A troca de contas é essa: a obra fica mais cara na etapa que ninguém vê e mais barata na manutenção do dia a dia, porque acaba o encaixe entre a base e o piso, que é onde o silicone envelhece e descola. Piso contínuo não barateia a reforma, muda para onde vai o dinheiro.
Quem responde quando a impermeabilização falha em cinco anos?
Aqui a conversa sai da norma técnica e entra na lei brasileira. O artigo 618 do Código Civil diz que, nos contratos de empreitada de edifícios ou outras construções consideráveis, o empreiteiro de materiais e execução responde “durante o prazo irredutível de cinco anos, pela solidez e segurança do trabalho, assim em razão dos materiais, como do solo”. Infiltração vinda de impermeabilização mal executada cabe nessa discussão, porque atinge a estrutura e o vizinho de baixo.
O parágrafo único do mesmo artigo aperta o relógio do outro lado: o dono da obra perde o direito assegurado ali se não propuser a ação contra o empreiteiro nos cento e oitenta dias seguintes ao aparecimento do vício ou defeito.
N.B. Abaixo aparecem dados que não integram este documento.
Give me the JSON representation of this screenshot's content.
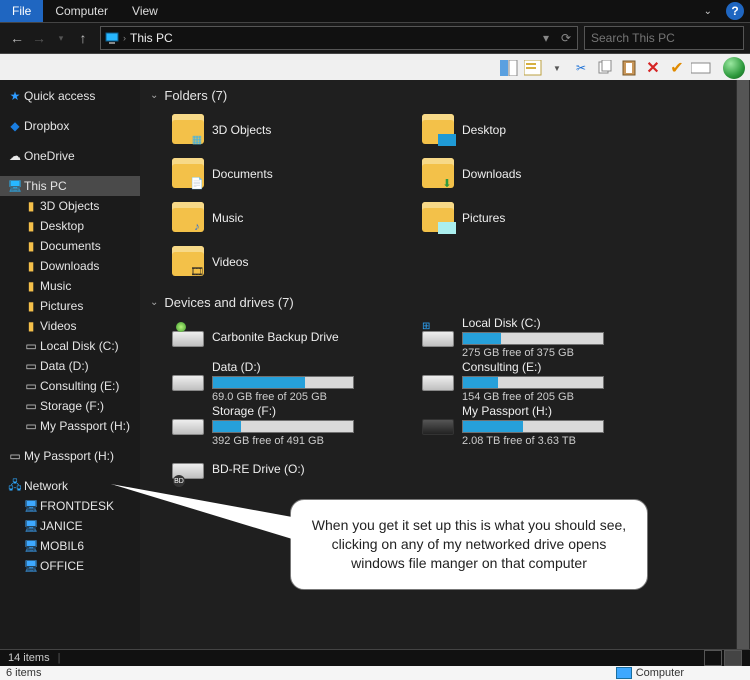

A mancha no teto do apartamento de baixo é o começo de uma contagem, não um aviso solto. A ABNT NBR 17170, publicada em 2022 com o título “Edificações, Garantias, Prazos recomendados e diretrizes”, é a referência técnica que costuma ser usada para discutir prazos de garantia por sistema construtivo, e ela não substitui o prazo legal do artigo 618, convive com ele.
O que convém lembrar sobre o piso de banheiro sem degrau?
Peça o projeto de impermeabilização por escrito antes de a obra começar, com o sistema nomeado e a área delimitada, e guarde a nota dos produtos. Exija o teste de estanqueidade com a área alagada antes do assentamento do revestimento, e registre o dia do teste em foto, com data. Confira o caimento com nível a laser ou mangueira depois do contrapiso pronto, ainda dentro da faixa de 0,5% a 1,5%, e não depois que a cerâmica já estiver colada. Verifique se a grelha do ralo ficou no nível acabado do piso, sem sobra e sem afundamento. Combine por contrato quem paga o que se aparecer infiltração, e anote a data em que qualquer mancha surgir, porque essa data conta. E não peça ao pedreiro para acertar caimento com camada extra de argamassa colante: isso resolve o olho e não resolve a água.
O que está acima é material informativo, montado a partir do Código Civil publicado pelo Planalto, das normas técnicas citadas nominalmente e de documentação de fabricante. Reforma de banheiro sem degrau depende de medida no local, e projeto e execução são trabalho de profissional habilitado, com responsabilidade técnica registrada.